Jack Altman is the Founder and CEO @ Lattice, the #1 people management platform, last valued at $3BN. Jack is an investor through his founding of Jack Altman Capital where he has invested in WorkOS, NexHealth, Owner.com, Mercury and more.

Auren Hoffman is the Founder and CEO @ Safegraph, the most accurate database of global points of interest, last valued at $550M. Auren is an investor through his founding of Flex Capital where he has invested in Chime, Checkr, Coinbase, Flexport, Vercel and more.

Jason Lemkin is the Founder and CEO @ SaaStr, the world's largest SaaS community. Jason is an investor through his founding of The SaaStr Fund. In the past, Jason has invested in Pipedrive, Algolia, Salesloft, Front, GreenHouse, Owner.com, Gorgias and more.
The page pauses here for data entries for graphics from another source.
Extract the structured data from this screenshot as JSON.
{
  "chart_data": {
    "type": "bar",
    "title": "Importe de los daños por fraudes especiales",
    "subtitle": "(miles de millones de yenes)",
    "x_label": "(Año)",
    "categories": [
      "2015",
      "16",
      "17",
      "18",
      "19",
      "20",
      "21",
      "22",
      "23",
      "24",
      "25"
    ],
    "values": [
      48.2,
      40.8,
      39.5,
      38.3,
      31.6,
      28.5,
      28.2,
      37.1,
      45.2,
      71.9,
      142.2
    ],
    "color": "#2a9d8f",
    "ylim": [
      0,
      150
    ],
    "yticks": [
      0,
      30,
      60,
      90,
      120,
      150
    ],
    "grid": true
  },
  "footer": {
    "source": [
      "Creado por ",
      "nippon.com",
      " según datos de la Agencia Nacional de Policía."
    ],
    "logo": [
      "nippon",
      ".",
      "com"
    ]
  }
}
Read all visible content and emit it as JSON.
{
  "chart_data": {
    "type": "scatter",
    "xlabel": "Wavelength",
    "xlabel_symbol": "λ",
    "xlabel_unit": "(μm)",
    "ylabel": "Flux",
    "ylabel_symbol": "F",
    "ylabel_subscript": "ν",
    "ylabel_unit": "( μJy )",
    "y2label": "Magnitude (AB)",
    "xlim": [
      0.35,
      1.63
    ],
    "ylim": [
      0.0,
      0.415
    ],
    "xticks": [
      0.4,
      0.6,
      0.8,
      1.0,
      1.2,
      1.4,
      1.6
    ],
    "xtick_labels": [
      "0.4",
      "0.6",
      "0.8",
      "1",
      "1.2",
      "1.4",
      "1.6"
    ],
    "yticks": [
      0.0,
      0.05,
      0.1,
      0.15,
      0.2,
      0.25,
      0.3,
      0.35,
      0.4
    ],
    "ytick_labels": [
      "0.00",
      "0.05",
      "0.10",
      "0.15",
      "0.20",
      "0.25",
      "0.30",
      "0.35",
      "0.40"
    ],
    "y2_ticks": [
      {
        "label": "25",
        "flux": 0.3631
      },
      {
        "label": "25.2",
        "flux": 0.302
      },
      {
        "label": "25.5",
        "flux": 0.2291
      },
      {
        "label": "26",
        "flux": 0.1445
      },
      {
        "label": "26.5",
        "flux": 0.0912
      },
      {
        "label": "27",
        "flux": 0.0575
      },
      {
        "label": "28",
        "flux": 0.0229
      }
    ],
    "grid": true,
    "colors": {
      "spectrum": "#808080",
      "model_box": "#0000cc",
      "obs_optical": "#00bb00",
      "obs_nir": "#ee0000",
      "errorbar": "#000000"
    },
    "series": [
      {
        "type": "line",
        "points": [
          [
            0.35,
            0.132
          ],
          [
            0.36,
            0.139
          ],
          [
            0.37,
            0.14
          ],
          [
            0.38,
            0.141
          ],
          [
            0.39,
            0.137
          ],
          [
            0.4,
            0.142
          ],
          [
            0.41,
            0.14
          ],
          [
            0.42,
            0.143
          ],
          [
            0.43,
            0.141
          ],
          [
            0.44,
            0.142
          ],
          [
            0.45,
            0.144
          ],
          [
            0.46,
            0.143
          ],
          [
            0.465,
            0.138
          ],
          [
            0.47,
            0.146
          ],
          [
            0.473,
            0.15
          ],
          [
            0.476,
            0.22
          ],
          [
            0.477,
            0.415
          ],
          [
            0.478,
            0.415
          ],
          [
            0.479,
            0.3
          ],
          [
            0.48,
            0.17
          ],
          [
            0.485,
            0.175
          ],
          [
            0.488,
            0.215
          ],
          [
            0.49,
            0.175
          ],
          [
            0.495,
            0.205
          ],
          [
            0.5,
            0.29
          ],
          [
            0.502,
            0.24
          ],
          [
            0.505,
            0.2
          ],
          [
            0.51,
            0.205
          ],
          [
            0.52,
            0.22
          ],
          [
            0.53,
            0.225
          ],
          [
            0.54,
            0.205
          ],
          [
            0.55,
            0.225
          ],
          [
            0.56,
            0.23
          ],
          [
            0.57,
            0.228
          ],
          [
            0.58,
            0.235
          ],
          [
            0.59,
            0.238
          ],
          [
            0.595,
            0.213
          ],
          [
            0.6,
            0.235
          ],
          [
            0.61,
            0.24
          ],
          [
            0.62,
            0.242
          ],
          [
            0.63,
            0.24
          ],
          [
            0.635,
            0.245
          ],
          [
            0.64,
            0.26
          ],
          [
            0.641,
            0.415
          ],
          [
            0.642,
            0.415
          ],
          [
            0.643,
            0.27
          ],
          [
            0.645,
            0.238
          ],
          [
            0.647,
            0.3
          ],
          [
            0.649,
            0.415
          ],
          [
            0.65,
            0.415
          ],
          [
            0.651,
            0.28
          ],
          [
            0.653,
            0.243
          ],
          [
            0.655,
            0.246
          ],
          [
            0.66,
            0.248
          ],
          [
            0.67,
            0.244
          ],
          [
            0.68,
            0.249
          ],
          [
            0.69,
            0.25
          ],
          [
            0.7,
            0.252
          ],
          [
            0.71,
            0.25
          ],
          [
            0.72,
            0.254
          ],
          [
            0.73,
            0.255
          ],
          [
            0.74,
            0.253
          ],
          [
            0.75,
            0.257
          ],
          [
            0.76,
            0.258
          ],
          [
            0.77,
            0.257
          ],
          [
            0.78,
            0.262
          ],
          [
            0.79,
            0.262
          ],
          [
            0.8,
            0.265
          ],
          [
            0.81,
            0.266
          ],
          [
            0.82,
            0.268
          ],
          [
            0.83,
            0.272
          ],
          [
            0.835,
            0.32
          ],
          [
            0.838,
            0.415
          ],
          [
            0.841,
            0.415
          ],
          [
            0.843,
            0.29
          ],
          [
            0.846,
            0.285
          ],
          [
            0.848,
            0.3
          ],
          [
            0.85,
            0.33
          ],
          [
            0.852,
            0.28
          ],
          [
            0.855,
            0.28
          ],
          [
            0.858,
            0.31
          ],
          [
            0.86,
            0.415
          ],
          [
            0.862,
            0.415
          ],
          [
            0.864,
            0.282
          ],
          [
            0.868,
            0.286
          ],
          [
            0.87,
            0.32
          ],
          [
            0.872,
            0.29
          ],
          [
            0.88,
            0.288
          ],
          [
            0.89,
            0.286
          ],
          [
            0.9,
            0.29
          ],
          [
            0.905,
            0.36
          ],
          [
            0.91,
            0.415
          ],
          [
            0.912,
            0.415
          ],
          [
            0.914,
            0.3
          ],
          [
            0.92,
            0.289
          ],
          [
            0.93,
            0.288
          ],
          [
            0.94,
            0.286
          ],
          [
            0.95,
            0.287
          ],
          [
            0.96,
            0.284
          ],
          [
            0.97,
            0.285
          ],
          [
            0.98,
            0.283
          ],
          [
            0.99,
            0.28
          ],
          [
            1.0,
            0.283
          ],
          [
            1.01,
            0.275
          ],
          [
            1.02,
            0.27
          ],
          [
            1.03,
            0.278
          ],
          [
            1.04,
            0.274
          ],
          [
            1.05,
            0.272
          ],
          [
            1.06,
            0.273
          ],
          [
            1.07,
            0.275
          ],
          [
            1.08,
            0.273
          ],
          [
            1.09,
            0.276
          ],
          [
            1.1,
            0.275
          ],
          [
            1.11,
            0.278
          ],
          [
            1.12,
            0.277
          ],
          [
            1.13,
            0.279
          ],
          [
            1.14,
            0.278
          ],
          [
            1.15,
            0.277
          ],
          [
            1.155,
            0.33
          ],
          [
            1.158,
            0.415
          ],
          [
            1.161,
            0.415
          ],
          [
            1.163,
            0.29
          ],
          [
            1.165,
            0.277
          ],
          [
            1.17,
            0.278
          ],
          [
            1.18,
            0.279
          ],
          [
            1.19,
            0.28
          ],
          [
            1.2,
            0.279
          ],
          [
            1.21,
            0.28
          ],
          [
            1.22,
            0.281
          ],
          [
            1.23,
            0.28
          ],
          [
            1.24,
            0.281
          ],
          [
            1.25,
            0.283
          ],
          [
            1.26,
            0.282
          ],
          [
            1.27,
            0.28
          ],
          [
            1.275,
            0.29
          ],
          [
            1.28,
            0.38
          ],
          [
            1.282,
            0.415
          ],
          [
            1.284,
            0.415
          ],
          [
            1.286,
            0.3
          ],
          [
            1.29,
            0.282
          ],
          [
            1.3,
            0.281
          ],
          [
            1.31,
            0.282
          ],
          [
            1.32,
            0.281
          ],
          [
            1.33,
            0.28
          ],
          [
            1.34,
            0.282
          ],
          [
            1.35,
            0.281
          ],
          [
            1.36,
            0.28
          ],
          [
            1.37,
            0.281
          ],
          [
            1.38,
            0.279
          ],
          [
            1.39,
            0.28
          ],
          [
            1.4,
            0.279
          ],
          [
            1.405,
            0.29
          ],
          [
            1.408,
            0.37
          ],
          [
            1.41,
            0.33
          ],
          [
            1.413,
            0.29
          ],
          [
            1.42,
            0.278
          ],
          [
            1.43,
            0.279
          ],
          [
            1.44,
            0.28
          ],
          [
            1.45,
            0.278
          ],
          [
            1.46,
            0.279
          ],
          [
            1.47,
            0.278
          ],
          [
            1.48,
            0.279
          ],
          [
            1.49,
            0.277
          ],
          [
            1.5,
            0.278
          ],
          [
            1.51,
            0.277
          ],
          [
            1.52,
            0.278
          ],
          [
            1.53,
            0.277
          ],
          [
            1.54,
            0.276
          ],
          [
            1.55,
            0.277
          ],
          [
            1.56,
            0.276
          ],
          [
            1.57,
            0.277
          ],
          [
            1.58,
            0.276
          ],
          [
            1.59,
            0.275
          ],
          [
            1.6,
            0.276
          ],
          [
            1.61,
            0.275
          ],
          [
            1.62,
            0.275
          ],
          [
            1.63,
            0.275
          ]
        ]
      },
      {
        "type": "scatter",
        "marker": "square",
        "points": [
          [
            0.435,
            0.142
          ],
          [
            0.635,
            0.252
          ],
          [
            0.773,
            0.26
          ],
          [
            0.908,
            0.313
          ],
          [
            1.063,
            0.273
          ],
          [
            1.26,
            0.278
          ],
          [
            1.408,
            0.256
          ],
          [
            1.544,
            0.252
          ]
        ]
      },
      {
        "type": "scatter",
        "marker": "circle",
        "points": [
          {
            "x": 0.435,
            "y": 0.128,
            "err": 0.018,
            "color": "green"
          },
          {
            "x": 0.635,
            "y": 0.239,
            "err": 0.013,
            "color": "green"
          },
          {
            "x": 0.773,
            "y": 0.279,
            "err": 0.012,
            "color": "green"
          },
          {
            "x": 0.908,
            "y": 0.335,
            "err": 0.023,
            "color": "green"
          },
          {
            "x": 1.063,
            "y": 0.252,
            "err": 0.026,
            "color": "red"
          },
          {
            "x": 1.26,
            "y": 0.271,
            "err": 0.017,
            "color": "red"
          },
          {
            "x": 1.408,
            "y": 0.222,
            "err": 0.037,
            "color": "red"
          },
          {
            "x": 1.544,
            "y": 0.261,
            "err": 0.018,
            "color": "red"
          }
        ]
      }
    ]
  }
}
In Today's Episode on Founder-Led Funds We Discuss:

Why have we seen the rise of "Founder-led Funds"? Are founder-led funds more empathetic to the founders they invest in? How do founder-led funds source and pick investments in a way that traditional VC does not? Will we see founder-led Funds truly compete against the Sequoias of the world? How does being an operator make you a better investor? How does investing help you be a better founder and operator? How do you communicate your investing practice and firm to your company and team? What are the biggest excitements and concerns LPs have for Founder-led Funds? Will we see the face of venture changing much more broadly and structurally? How do founder-led funds manage both time and company conflicts?